CSRDA Discussion Paper Series

No. 35 Updated beliefs and shaken confidence Evidence from vaccine hesitancy caused by experiencing “COVID arm”
Taiyo Fukai, Keisuke Kawata, Masaki Nakabayashi
Taiyo Fukai, Keisuke Kawata, Masaki Nakabayashi The University of Tsukuba, The University of Tokyo, The University of Tokyo
Belief updates“COVID arm” symptoms as instrumentConfidence in vaccinationRecognized importance of vaccinationConfidence in science
Goal 3: Good Health and Well-Being
Conjoint Survey on Public Policy Preferences in Japan

Importance Public health depends on both medical treatment development and the public’s willing-ness to take such treatment. Objective To determine whether having experienced delayed localized hypersensitivity reactions to COVID-19 vaccines, i.e., “COVID arm” symptoms affect confidence in the safety of vaccination, willingness to take COVID-19 vaccines, and the acknowledgement of the importance of vaccination, and also confidence in science. Design We implemented a survey in February 2021 and March 2022 in Japan, before and after COVID-19 vaccines were administered to the public in Japan, and we used “COVID arm” symptoms, which are independent of one’s prior confidence in vaccination, as our instrument. Setting We conducted a panel survey on internet. Participants Out of the non-probability sample of 15,000 respondents in the first wave in February 2021, 9,668 responded to the second wave conducted in March 2022. Intervention We used “ COVID arm” symptoms as a natural experiment conditional on the back-ground characteristics of the respondents. Main Outcomes and Measures Main outcomes are whether having experienced “COVID arm” symptoms affected 1)confidence in the safety of vaccination; 2) willingness to take the next dose of COVID-19 vaccines, 3) acknowledgment of the importance of vaccination, and 4) confidence in science.
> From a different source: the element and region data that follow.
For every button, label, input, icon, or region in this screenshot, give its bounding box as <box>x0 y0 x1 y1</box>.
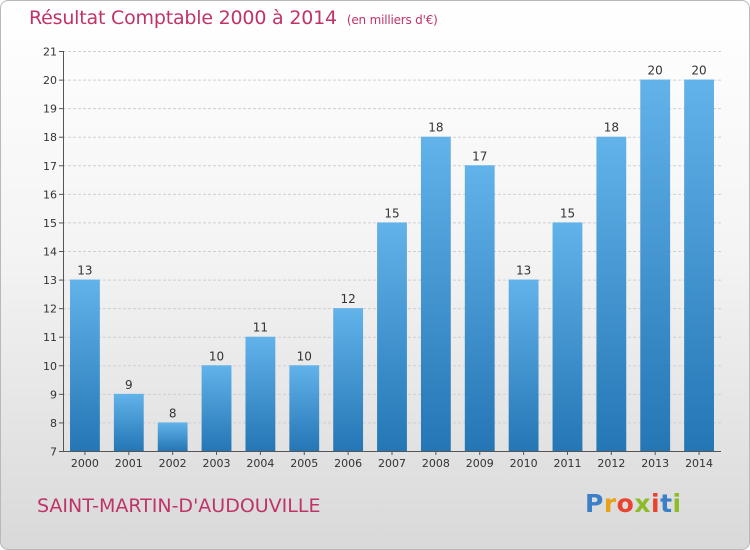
y-tick-label: 15 <box>43 217 57 230</box>
bar-2007 <box>377 222 407 451</box>
bars <box>70 79 714 452</box>
logo-letter: i <box>672 489 682 518</box>
x-tick-label-2012: 2012 <box>597 457 625 470</box>
y-tick-label: 11 <box>43 331 57 344</box>
bar-2004 <box>245 336 276 451</box>
y-tick-label: 21 <box>43 46 57 59</box>
x-tick-label-2004: 2004 <box>246 457 274 470</box>
x-tick-label-2007: 2007 <box>378 457 406 470</box>
y-tick-label: 16 <box>43 188 57 201</box>
value-label-2000: 13 <box>77 264 92 278</box>
value-label-2009: 17 <box>472 149 487 163</box>
logo-letter: i <box>651 489 661 518</box>
value-label-2012: 18 <box>604 121 619 135</box>
y-tick-label: 10 <box>43 360 57 373</box>
chart-title: Résultat Comptable 2000 à 2014 (en millie… <box>29 7 438 29</box>
x-tick-label-2010: 2010 <box>510 457 538 470</box>
bar-2003 <box>201 365 232 451</box>
value-label-2013: 20 <box>648 64 663 78</box>
value-label-2014: 20 <box>691 64 706 78</box>
x-tick-label-2005: 2005 <box>290 457 318 470</box>
x-tick-label-2001: 2001 <box>115 457 143 470</box>
y-tick-label: 7 <box>50 446 57 459</box>
logo-letter: x <box>634 489 651 518</box>
y-tick-label: 18 <box>43 131 57 144</box>
value-label-2006: 12 <box>340 292 355 306</box>
x-tick-label-2009: 2009 <box>466 457 494 470</box>
x-tick-label-2011: 2011 <box>553 457 581 470</box>
y-tick-label: 19 <box>43 103 57 116</box>
x-tick-label-2014: 2014 <box>685 457 713 470</box>
y-tick-label: 20 <box>43 74 57 87</box>
logo-letter: o <box>616 489 635 518</box>
bar-2000 <box>70 279 100 451</box>
value-label-2011: 15 <box>560 206 575 220</box>
value-label-2001: 9 <box>125 378 133 392</box>
bar-2006 <box>333 308 364 451</box>
bar-2012 <box>596 136 627 451</box>
value-label-2002: 8 <box>169 406 177 420</box>
y-tick-label: 17 <box>43 160 57 173</box>
bar-2005 <box>289 365 320 451</box>
value-labels: 13 9 8 10 11 10 12 15 18 17 13 15 18 20 20 <box>77 64 706 421</box>
logo-letter: P <box>585 489 604 518</box>
value-label-2010: 13 <box>516 264 531 278</box>
bar-2009 <box>464 165 495 452</box>
y-tick-label: 12 <box>43 303 57 316</box>
x-tick-label-2000: 2000 <box>71 457 99 470</box>
value-label-2007: 15 <box>384 206 399 220</box>
axes: 7 8 9 10 11 12 13 14 15 16 17 18 19 20 21 2000 2001 2002 2… <box>43 46 721 470</box>
bar-2008 <box>420 136 451 451</box>
value-label-2005: 10 <box>297 349 312 363</box>
bar-2010 <box>508 279 539 451</box>
value-label-2003: 10 <box>209 349 224 363</box>
x-tick-label-2003: 2003 <box>203 457 231 470</box>
bar-2002 <box>157 422 188 451</box>
title-text: Résultat Comptable 2000 à 2014 <box>29 7 337 29</box>
x-tick-label-2013: 2013 <box>641 457 669 470</box>
x-tick-label-2008: 2008 <box>422 457 450 470</box>
y-tick-label: 13 <box>43 274 57 287</box>
value-label-2008: 18 <box>428 121 443 135</box>
bar-2001 <box>113 393 144 451</box>
y-tick-label: 9 <box>50 388 57 401</box>
logo-letter: t <box>660 489 673 518</box>
bar-2014 <box>684 79 714 452</box>
x-tick-label-2006: 2006 <box>334 457 362 470</box>
logo-letter: r <box>603 489 617 518</box>
commune-name: SAINT-MARTIN-D'AUDOUVILLE <box>37 495 321 517</box>
bar-2013 <box>640 79 671 452</box>
bar-2011 <box>552 222 583 451</box>
y-tick-label: 14 <box>43 246 57 259</box>
y-tick-label: 8 <box>50 417 57 430</box>
proxiti-logo: Proxiti <box>585 489 682 518</box>
x-tick-label-2002: 2002 <box>159 457 187 470</box>
value-label-2004: 11 <box>253 321 268 335</box>
chart-subtitle: (en milliers d'€) <box>346 13 438 27</box>
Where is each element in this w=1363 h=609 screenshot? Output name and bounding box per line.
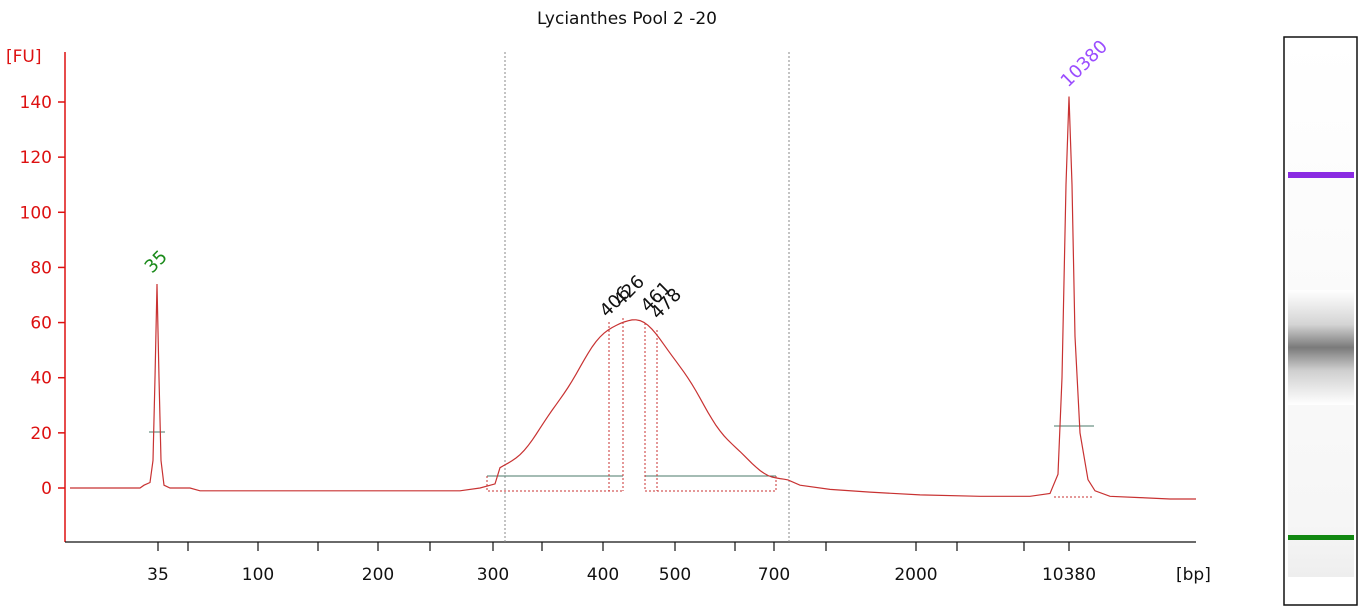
x-tick-label: 400 [587,565,619,585]
x-tick-label: 300 [477,565,509,585]
series-line-trace [70,96,1196,500]
region-bracket-left [486,476,623,492]
y-tick-label: 120 [20,148,52,168]
y-axis-unit: [FU] [6,47,42,67]
peak-label-35: 35 [141,246,172,277]
y-tick-label: 100 [20,203,52,223]
y-tick-label: 80 [30,258,52,278]
peak-droplines [608,318,658,491]
x-tick-label: 10380 [1042,565,1096,585]
gel-band-sample-smear [1288,290,1354,405]
region-markers [504,52,790,542]
gel-band-upper-marker [1288,172,1354,178]
x-tick-label: 200 [362,565,394,585]
x-tick-label: 700 [758,565,790,585]
baselines [149,425,1094,498]
chart-title: Lycianthes Pool 2 -20 [537,9,717,29]
x-axis-unit: [bp] [1176,565,1211,585]
y-axis: [FU] 0 20 40 60 80 100 120 140 [6,47,66,542]
y-tick-label: 60 [30,314,52,334]
x-tick-label: 35 [147,565,169,585]
x-tick-label: 2000 [894,565,937,585]
gel-lane [1283,36,1358,606]
region-bracket-right [645,476,777,492]
gel-band-lower-marker [1288,535,1354,540]
x-tick-label: 100 [242,565,274,585]
y-tick-label: 0 [41,479,52,499]
x-tick-label: 500 [659,565,691,585]
x-axis: [bp] 35 100 200 300 400 500 700 2000 10380 [65,541,1211,585]
y-tick-label: 140 [20,93,52,113]
y-tick-label: 40 [30,369,52,389]
peak-label-10380: 10380 [1057,36,1112,91]
y-tick-label: 20 [30,424,52,444]
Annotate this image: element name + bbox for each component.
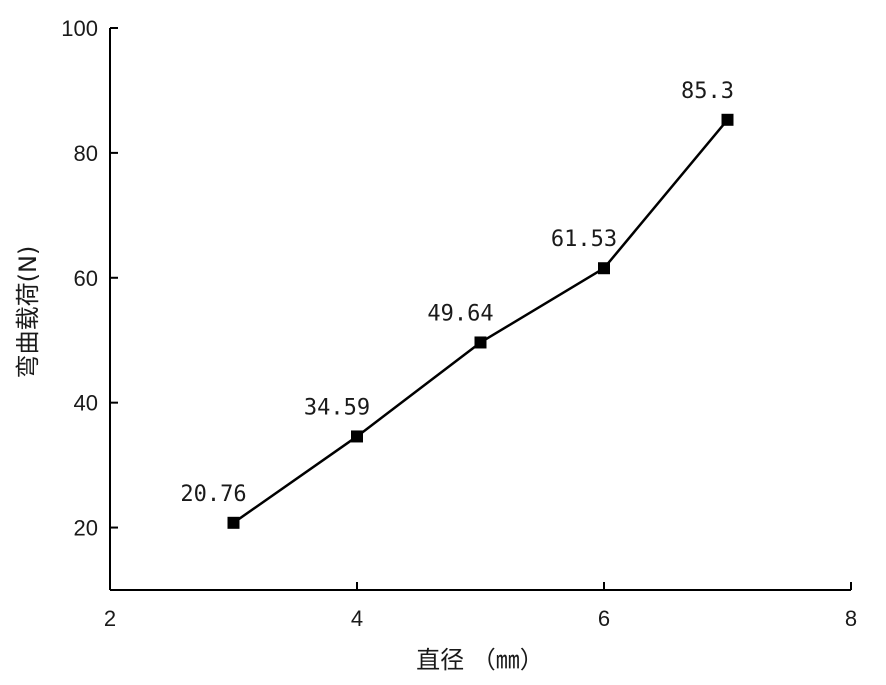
axes: [109, 28, 851, 591]
x-tick-label: 6: [598, 606, 610, 631]
data-label: 85.3: [681, 79, 734, 104]
y-tick-label: 80: [74, 141, 98, 166]
y-tick-label: 40: [74, 391, 98, 416]
x-axis-title: 直径 （㎜）: [416, 646, 544, 674]
data-label: 34.59: [304, 395, 370, 420]
data-point-marker: [598, 262, 610, 275]
x-tick-label: 4: [351, 606, 363, 631]
y-tick-label: 60: [74, 266, 98, 291]
y-axis-title: 弯曲载荷(N): [14, 246, 42, 379]
data-point-marker: [227, 516, 240, 529]
data-point-marker: [474, 336, 487, 349]
x-tick-label: 2: [104, 606, 116, 631]
data-point-marker: [351, 430, 363, 443]
y-tick-label: 20: [74, 516, 98, 541]
data-label: 20.76: [180, 482, 246, 507]
data-labels: 20.76 34.59 49.64 61.53 85.3: [180, 79, 734, 507]
y-tick-label: 100: [61, 16, 98, 41]
data-label: 49.64: [427, 301, 493, 326]
ticks: 2 4 6 8 20 40 60 80 100: [61, 16, 857, 631]
data-point-marker: [721, 113, 734, 126]
markers: [227, 113, 734, 529]
x-tick-label: 8: [845, 606, 857, 631]
data-label: 61.53: [551, 227, 617, 252]
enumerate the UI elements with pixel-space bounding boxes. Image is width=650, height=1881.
Measures are marginal means of the probability of a positive reaction to each question. Results Experiencing “COVID arm” symptoms significantly lowered confidence in the safety of vaccination by 3.4 percentage points and the probability of taking a second and third dose of COVID-19 vaccine by 1.2 and 3.4 percentage points, respectively. Adverse impacts were observed regardless of prior confidence in vaccination. Experiencing such symptoms affected neither the acknowledged importance of vaccination nor confidence in science. Conclusions and relevance Updates to beliefs about side effects affected confidence in the safety of vaccination. Acknowledgment of vaccination importance and general confidence in science are likely to have factored in the uncertainty and to be tolerant of updates to one’s beliefs about side effects. Belief updates of specific treatments had asymmetric impacts on the treatment and medicine in general. Trial Registration The design of the survey was preregistered with the American Economic Association’s RCT Registry [1].